CNOOC Research Institute, Beijing 100028, China
Funds:
The Major Science and Technology Project of CNOOC under contract No. KJGG2022-0902 and the National Natural Science Foundation of China under contracts Nos 42202184 and 42272177.
The gas sources in the Eastern Cote d’Ivoire Basin (Tano Basin) are seldom reported and remain controversial due to multiple sets of potential source rocks and poorly documented geochemical characteristics of natural gases. The marine source rock potential from the Upper Albian to Turonian as well as the molecular composition and the stable carbon isotope composition of natural gases in the Eastern Cote d’Ivoire Basin were studied in detail to investigate the origins of natural gases. The total organic carbon (TOC), hydrogen index (HI), and generation potential (S1 + S2) of source rocks indicate that both sapropelic source rocks and humic source rocks developed during the Late Albian, whereas sapropelic source rocks developed during the Cenomanian and the Turonian. The normal order of δ13CH4< δ13C2H6< δ13C3H8 (δ13C1< δ13C2< δ13C3), the relationship between C2/C3 molar ratio and δ13C2 - δ13C3, and the plot of δ13C1 versus C1/(C2+C3) collectively show that the natural gases are thermogenic due to the primary cracking of kerogen, including the typical oil-associated gases from Well D-1, the mixed oil-associated gases and coal-derived gases from Well G-1 and Well L-1. Based on the plot of δ13C1 versus δ13C2 and the established relationship between δ13C1 and equivalent vitrinite reflectance (Ro), we proposed that the natural gases are in a mature stage (Ro generally varies from 1.0% to 1.3%). Combined with results of basin modelling and oil-to-source correlation, the transitional to marine source rocks during the Late Albian were thought to have made a great contribution to the natural gases. Our study will make a better understanding on petroleum system in the Eastern Cote d’Ivoire Basin.

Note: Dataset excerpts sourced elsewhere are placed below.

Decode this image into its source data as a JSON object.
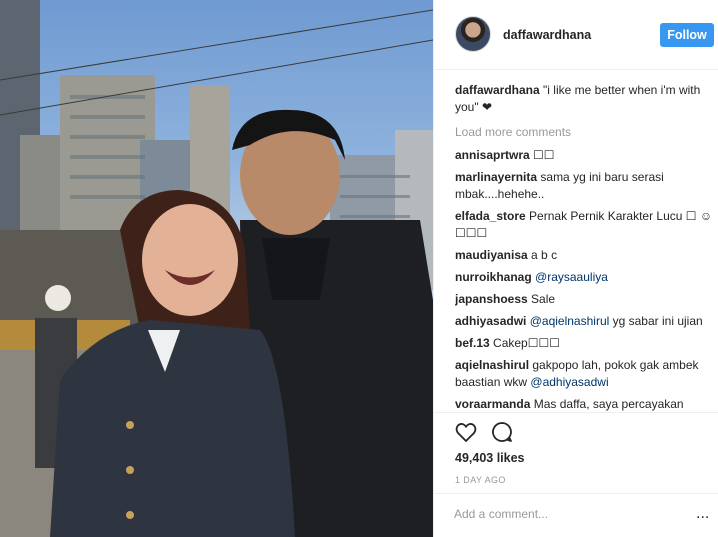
{
  "post": {
    "username": "daffawardhana",
    "follow_label": "Follow",
    "avatar_icon": "profile-avatar",
    "photo_icon": "couple-photo"
  },
  "caption": {
    "username": "daffawardhana",
    "text": "\"i like me better when i'm with you\" ❤"
  },
  "load_more": "Load more comments",
  "comments": [
    {
      "user": "annisaprtwra",
      "text": "☐☐"
    },
    {
      "user": "marlinayernita",
      "text": "sama yg ini baru serasi mbak....hehehe.."
    },
    {
      "user": "elfada_store",
      "text": "Pernak Pernik Karakter Lucu ☐ ☺☐☐☐"
    },
    {
      "user": "maudiyanisa",
      "text": "a b c"
    },
    {
      "user": "nurroikhanag",
      "mention": "@raysaauliya"
    },
    {
      "user": "japanshoess",
      "text": "Sale"
    },
    {
      "user": "adhiyasadwi",
      "mention": "@aqielnashirul",
      "text2": "yg sabar ini ujian"
    },
    {
      "user": "bef.13",
      "text": "Cakep☐☐☐"
    },
    {
      "user": "aqielnashirul",
      "text": "gakpopo lah, pokok gak ambek baastian wkw",
      "mention2": "@adhiyasadwi"
    },
    {
      "user": "voraarmanda",
      "text": "Mas daffa, saya percayakan"
    }
  ],
  "actions": {
    "heart_icon": "heart-icon",
    "comment_icon": "comment-icon",
    "likes": "49,403 likes",
    "time": "1 DAY AGO"
  },
  "add_comment": {
    "placeholder": "Add a comment...",
    "more_label": "..."
  }
}
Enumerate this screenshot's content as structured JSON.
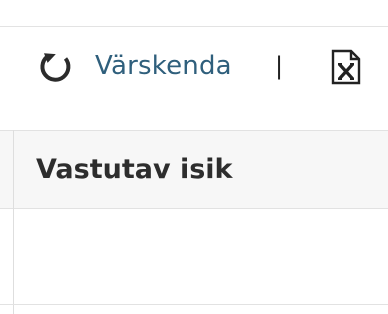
{
  "toolbar": {
    "refresh_label": "Värskenda",
    "separator": "|",
    "refresh_icon": "refresh-icon",
    "export_icon": "excel-export-icon"
  },
  "grid": {
    "columns": [
      "Vastutav isik"
    ],
    "rows": [
      [
        ""
      ]
    ]
  },
  "colors": {
    "link": "#2f5f7c",
    "header_background": "#f7f7f7",
    "border": "#e2e2e2"
  }
}
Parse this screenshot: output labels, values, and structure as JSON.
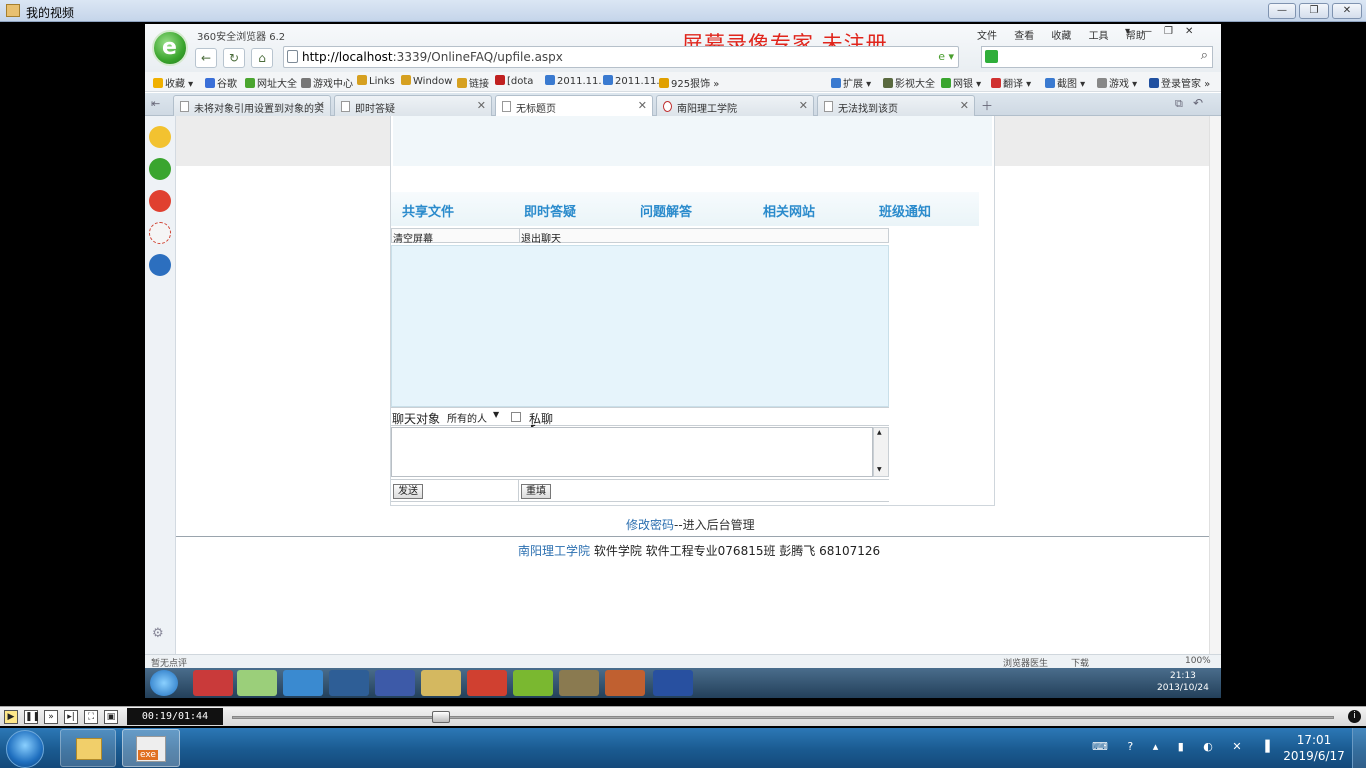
{
  "player": {
    "title": "我的视频",
    "time": "00:19/01:44",
    "progress": 0.19
  },
  "browser": {
    "title": "360安全浏览器 6.2",
    "url_host": "http://localhost",
    "url_rest": ":3339/OnlineFAQ/upfile.aspx",
    "watermark": "屏幕录像专家  未注册",
    "menu": [
      "文件",
      "查看",
      "收藏",
      "工具",
      "帮助"
    ],
    "bookmarks": [
      "收藏",
      "谷歌",
      "网址大全",
      "游戏中心",
      "Links",
      "Window",
      "链接",
      "[dota",
      "2011.11.",
      "2011.11.",
      "925狠饰"
    ],
    "toolbar_right": [
      "扩展",
      "影视大全",
      "网银",
      "翻译",
      "截图",
      "游戏",
      "登录管家"
    ],
    "tabs": [
      {
        "label": "未将对象引用设置到对象的实"
      },
      {
        "label": "即时答疑"
      },
      {
        "label": "无标题页"
      },
      {
        "label": "南阳理工学院"
      },
      {
        "label": "无法找到该页"
      }
    ],
    "status_left": "暂无点评",
    "status_right": [
      "浏览器医生",
      "下载"
    ],
    "zoom": "100%",
    "inner_clock": {
      "time": "21:13",
      "date": "2013/10/24"
    }
  },
  "page": {
    "nav": [
      "共享文件",
      "即时答疑",
      "问题解答",
      "相关网站",
      "班级通知"
    ],
    "clear_screen": "清空屏幕",
    "exit_chat": "退出聊天",
    "chat_target_label": "聊天对象",
    "chat_target_value": "所有的人",
    "private_label": "私聊",
    "send_button": "发送",
    "reset_button": "重填",
    "admin_link": "修改密码",
    "admin_text": "--进入后台管理",
    "footer_link": "南阳理工学院",
    "footer_text": "软件学院 软件工程专业076815班 彭腾飞 68107126"
  },
  "os": {
    "clock_time": "17:01",
    "clock_date": "2019/6/17",
    "task_app_label": "exe"
  }
}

Figure 1. (a) Simplified structural map of the Cote d’Ivoire Basin and distributions of the three sampled wells in the basin. (b) Stratigraphic table of the major Cretaceous strata in the Cote d’Ivoire Basin (modified from Morrison et al., 2000).

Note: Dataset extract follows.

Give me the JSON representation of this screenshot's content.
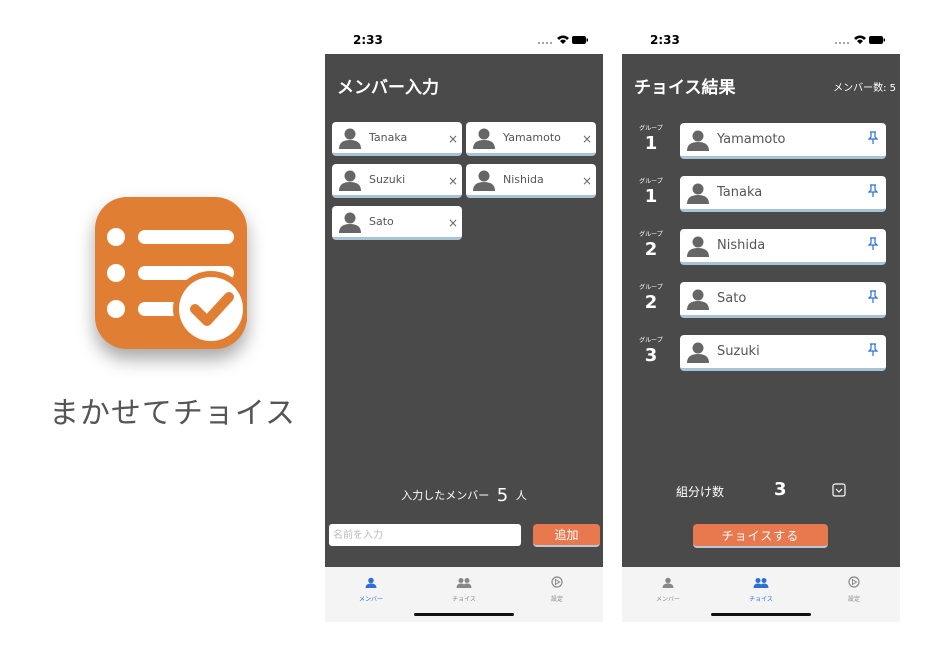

Figure 2. (a) Plot of hydrogen index (HI) versus maximum hydrocarbon generation (Tmax) showing kerogen types (refer to Espitalié et al., 1984). (b) Plot of total organic carbon (TOC) versus generated hydrocarbons (S1 + S2) showing source rock quality. HI = S2/total organic carbon × 100.
Figure 3. The stable carbon isotopes distribution of gaseous alkanes (methane CH4, ethane C2H6, and propane C3H8) in the Eastern Cote d’Ivoire Basin.
Figure 4. The origin of natural gas interpretative diagram based on δ13C-CH4, δ13C-C2H6, and δ13C-C3H8 data in the Eastern Cote d’Ivoire Basin (according to Dai et al., 2014).
Figure 5. The plot of ethane/propane (C2/C3) molar ratio versus δ13C-C2H6−δ13C-C3H8 (according to Prinzhofer and Battani, 2003) showing the natural gases of the Eastern Cote d’Ivoire Basin are dominated by primary cracking gases.
Figure 6. Genetic diagram of δ13C-CH4 versus C1/(C2+C3) showing the genetic type of the natural gases in the Eastern Cote d’Ivoire Basin. The boundary lines are from Milkov and Etiope (2018).
Figure 7. The plot of δ13C-CH4 and C1/(C2+C3) distinguishing the genetic types of the natural gases in the Eastern Cote d’Ivoire Basin. (A. biogenic gas; B. biogenic gas and sub-biogenic gas; C. sub-biogenic gas; D. oil-type gas; E: oil-type cracked gas; F: oil-type cracked gas and coal-derived gas; G condensate oil-associated gas and coal-derived gas; H: coal-derived gas; I: inorganic gas; J: inorganic gas and coal-derived gas (plot after Dai, 1992).
Figure 8. The types and thermal maturity of natural gas classification diagram based on δ13C-CH4 and δ13C-C2H6 data in the Eastern Cote d’Ivoire Basin the boundary lines are based on (Dai, 1992; Dai et al., 2005; and Li et al., 2022).
Figure 9. (a) Down-hole variation of source rock quality (total organic carbon (TOC), generation potential (S1 + S2), and hydrogen index (HI)) from Turonian to Upper Albain in the Eastern Cote d’Ivoire Basin. (b) Present temperature and maturity fields of the Eastern Cote d’Ivoire Basin (modified from Rüpke et al., 2010).
Figure 10. Mass chromatograms (m/z 191 and m/z 217) of the Upper Albian source rock and crude oil from Well D-1 (data from preliminary report of Geochemical Solutions International, Inc.).